|Lining up in Paradise|
The nice thing about going on holidays is that it gives a fresh perspective on many things. In this singular case, it is the same old topic which I believe will most likely keep Brazil from growing: The lack of infrastructure investment.
Spending my holidays with my family in the south of Brazil, we did a few fun things, which strangely enough, brought the infrastructure topic right back up to the front line.

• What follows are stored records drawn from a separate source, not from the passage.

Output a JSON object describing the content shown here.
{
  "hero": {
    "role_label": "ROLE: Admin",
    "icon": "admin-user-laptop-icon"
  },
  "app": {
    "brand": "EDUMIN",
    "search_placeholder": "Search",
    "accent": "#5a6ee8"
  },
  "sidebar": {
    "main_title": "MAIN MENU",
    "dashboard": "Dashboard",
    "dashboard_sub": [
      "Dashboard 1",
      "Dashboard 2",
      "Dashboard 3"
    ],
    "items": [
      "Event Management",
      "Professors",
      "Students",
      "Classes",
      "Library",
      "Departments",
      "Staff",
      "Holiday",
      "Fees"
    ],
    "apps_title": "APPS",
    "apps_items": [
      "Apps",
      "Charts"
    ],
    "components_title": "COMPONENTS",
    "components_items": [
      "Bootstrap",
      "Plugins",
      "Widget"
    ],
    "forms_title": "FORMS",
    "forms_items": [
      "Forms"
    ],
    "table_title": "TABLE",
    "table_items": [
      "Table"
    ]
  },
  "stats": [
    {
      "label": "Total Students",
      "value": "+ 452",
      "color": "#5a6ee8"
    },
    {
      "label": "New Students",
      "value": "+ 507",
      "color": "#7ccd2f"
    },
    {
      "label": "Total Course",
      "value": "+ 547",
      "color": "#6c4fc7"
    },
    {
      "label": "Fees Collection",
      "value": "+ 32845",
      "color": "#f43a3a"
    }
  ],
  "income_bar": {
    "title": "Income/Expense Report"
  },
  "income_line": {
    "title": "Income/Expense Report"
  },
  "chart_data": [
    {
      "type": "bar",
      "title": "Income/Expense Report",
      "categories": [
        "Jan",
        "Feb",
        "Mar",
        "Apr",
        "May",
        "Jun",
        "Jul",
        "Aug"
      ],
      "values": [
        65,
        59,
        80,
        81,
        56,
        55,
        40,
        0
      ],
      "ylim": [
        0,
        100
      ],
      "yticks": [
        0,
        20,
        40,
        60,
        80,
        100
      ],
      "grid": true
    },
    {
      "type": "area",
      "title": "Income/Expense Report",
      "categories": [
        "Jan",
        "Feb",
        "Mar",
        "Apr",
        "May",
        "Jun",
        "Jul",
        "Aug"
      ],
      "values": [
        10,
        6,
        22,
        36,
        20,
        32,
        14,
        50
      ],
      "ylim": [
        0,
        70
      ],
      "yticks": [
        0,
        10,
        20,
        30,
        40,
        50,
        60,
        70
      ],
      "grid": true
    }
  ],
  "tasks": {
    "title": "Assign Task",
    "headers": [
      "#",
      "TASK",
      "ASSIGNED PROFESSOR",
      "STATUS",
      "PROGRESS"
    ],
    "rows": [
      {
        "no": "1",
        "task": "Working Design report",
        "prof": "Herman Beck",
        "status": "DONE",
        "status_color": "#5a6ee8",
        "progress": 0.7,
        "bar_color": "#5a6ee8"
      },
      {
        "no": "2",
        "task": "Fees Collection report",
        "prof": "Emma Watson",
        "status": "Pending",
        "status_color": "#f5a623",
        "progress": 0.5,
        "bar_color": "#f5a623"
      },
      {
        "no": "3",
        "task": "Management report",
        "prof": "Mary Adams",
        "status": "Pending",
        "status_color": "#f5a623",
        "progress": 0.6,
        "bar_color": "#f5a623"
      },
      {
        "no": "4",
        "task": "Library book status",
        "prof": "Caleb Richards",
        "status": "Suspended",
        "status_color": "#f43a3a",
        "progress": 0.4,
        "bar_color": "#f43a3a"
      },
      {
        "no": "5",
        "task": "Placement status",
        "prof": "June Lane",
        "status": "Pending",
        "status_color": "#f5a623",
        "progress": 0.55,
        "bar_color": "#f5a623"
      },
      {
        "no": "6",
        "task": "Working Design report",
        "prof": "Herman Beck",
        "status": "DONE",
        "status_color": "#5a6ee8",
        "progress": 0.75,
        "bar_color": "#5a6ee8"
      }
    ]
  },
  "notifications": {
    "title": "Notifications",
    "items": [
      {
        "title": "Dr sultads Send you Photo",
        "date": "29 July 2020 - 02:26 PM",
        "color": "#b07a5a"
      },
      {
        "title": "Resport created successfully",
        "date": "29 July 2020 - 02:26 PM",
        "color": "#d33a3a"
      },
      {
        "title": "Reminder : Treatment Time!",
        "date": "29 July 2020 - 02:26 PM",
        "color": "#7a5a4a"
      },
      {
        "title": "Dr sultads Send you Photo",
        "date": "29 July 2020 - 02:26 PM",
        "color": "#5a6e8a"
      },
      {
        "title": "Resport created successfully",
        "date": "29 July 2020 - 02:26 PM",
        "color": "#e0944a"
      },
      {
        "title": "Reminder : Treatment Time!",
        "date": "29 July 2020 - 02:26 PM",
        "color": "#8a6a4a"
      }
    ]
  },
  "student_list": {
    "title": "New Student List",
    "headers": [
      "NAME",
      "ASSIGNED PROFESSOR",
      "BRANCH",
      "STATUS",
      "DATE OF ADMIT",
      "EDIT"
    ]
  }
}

We are currently on Ilha do Mel in the Paraná state. The island is a small gem, to over 90% an ecological reserve without a single car, comprised mainly of wooden huts. The island is also just off the coast from Paranaguá, one of the most import ports of Brazil. From any point off the seaside coast of the island, I can see at least 30 ships lined up single file to move into the port. In addition, I have just read that this is the average number of ships lined up to enter the Santos Port, Brazil's most important one. Considering each ship is roughly 200m long and 500m away from the next one, we are talking about a 30km queue... on average.
In November, I had met with a supplier and he told me that while he was awaiting urgent cargo, his ship's captain decided, while in queue, to continue the journey onwards to Buenos Aires first, to unload a part of his cargo, as Santos had informed him he was 55th in line and would take roughly 2 weeks to enter the harbor.
The second story is also about Paranaguá, in this case the access to the port. There is a lovely historical railway from Curitiba down to the port, built 1883 which crawls through the mata atlantica at an excruciating slow speed over very narrow bridges with spectacular views. It is well worth the journey.
Anyway, while we were heading down the track, I was also surprised at the amount of workers on the line conducting maintenance work, most from América Latina Logística S.A., which is the operator of the track. We also passed several freight trains parked next to the single track, the longest of which had 88 (!!!) freight wagons. I have seen longer ones, mainly in the west of Canada, but considering the ones here run along a track that was originally built over 130 years ago, this is quite a feat. I then asked a few people and yes... this is the MAIN route to transport cargo via rail to Paranaguá... It is hardly a surprise then that large corporations in Brazil, such as Vale, are investing massive amounts of money to provide for their own private railroads.
|Scenic cargo route|
In parallel, once again I read a critical (Brazilian) article, in this case one about sustainability and growth in Brazil, and here, once again, infrastructure investment was put as key to SUSTAINABLE development. To ensure the country will not collapse in the next years, infrastructure investment must grow from the current 2% of GDP (China has 6%) to at least 4% immediately - starting with basic sanitation, ports, airports, roads... Oh boy, a long way to go.